The federal agency that oversees U.S. foster care, the U.S. Children’s Bureau, was created in 1912 by President William Howard Taft. Each state also has a state agency that oversees foster care within its jurisdiction. As of 2021, there were more than 390,000 children in U.S. foster care. Though people may assume that most foster children are placed with non-relative foster parents—as Joseph Brook is placed with the Hurd family in Orbiting Jupiter—a non-relative foster home was the most recent placement for less than half (44 percent) of U.S. foster children in 2021. Another 35% lived in a relative foster home—that is, with biological relatives who are not their parents. 4% lived in a group home and 5 percent lived in an institution. In Orbiting Jupiter, Joseph Brook lives in both before the Maine foster care system places him with the Hurds. Notably, Joseph is somewhat older than average for foster care: the average age of a child entering foster care in 2021 was about six years old, and about one in five of all children entering foster care were—like Joseph’s daughter Jupiter—less than one year old.

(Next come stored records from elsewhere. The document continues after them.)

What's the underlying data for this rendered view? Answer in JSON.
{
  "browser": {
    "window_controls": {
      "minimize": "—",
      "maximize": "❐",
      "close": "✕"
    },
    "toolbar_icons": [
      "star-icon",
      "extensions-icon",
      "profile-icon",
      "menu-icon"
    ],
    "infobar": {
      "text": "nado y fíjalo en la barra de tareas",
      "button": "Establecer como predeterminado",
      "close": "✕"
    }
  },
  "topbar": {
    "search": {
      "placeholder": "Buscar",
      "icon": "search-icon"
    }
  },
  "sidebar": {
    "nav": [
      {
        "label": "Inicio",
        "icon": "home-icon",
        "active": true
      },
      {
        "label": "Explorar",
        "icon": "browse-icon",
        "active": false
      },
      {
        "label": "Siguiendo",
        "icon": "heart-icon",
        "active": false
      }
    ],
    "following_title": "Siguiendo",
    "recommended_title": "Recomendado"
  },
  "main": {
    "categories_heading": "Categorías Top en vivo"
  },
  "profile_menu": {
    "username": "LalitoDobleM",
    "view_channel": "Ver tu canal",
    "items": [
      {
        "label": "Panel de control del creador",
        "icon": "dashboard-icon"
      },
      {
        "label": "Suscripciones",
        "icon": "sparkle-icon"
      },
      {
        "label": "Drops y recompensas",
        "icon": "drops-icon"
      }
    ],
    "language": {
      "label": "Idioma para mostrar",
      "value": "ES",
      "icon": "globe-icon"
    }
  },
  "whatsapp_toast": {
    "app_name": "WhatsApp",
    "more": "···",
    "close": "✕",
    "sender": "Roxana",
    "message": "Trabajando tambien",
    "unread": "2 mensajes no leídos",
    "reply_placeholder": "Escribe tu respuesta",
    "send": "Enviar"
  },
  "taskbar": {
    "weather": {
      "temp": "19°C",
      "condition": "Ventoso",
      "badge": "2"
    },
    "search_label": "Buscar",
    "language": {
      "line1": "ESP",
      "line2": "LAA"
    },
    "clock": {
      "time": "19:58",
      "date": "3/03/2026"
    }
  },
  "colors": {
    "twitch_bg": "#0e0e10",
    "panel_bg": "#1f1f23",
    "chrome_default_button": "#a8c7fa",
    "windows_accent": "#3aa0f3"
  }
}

Other Books Related to Orbiting Jupiter

In Orbiting Jupiter, 14-year-old Joseph Brook is shown reading four books. Two are young adult novels: M.T. Anderson’s The Astonishing Life of Octavian Nothing, Traitor to the Nation, Vol. 1: The Pox Party (2008), and its sequel, The Astonishing Life of Octavian Nothing, Traitor to the Nation, Vol. II: The Kingdom on the Waves (2009). These YA novels are historical fiction about a Black boy experimented on by white researchers during the Revolutionary War period. They trenchantly represent American racism and racist pseudoscience in a narrative for young readers. Orbiting Jupiter may have been inspired by the Octavian Nothing novels’ treatment of social prejudice against Black people in its depiction of social prejudice against children caught up in the U.S. foster care system and juvenile justice system. The other two books Joseph reads are Henry David Thoreau’s Walden (1854) and A Week on the Concord and Merrimack Rivers (1849), nonfiction works containing nature descriptions of New England. Other contemporary young adult novels with protagonists involved in the child welfare system include Robin Benway’s Far from the Tree (2019), about a girl named Grace who was adopted out of the foster care system but whose biological brother remained in it, and Jennifer Longo’s What I Carry (2020), about a girl named Muir about to age out of the foster system,
Key Facts about Orbiting Jupiter
  • Full Title: Orbiting Jupiter
  • When Published: 2015
  • Literary Period: Contemporary
  • Genre: Young Adult Novel
  • Setting: Maine
  • Climax: Mr. Brook abducts his son Joseph and drives him onto a bridge, which collapses, killing them both.
  • Antagonist: Mr. Brook
  • Point of View: First Person

Extra Credit for Orbiting Jupiter

Academics. In addition to writing his own children’s and young-adult novels, Gary D. Schmidt has written a scholarly analysis of early 20-century children’s literature, Making Americans: Children’s Literature from 1930 to 1960 (2013).

Sequel Time. The sequel to Orbiting Jupiter, titled Jupiter Rising, is slated for publication in August 2024.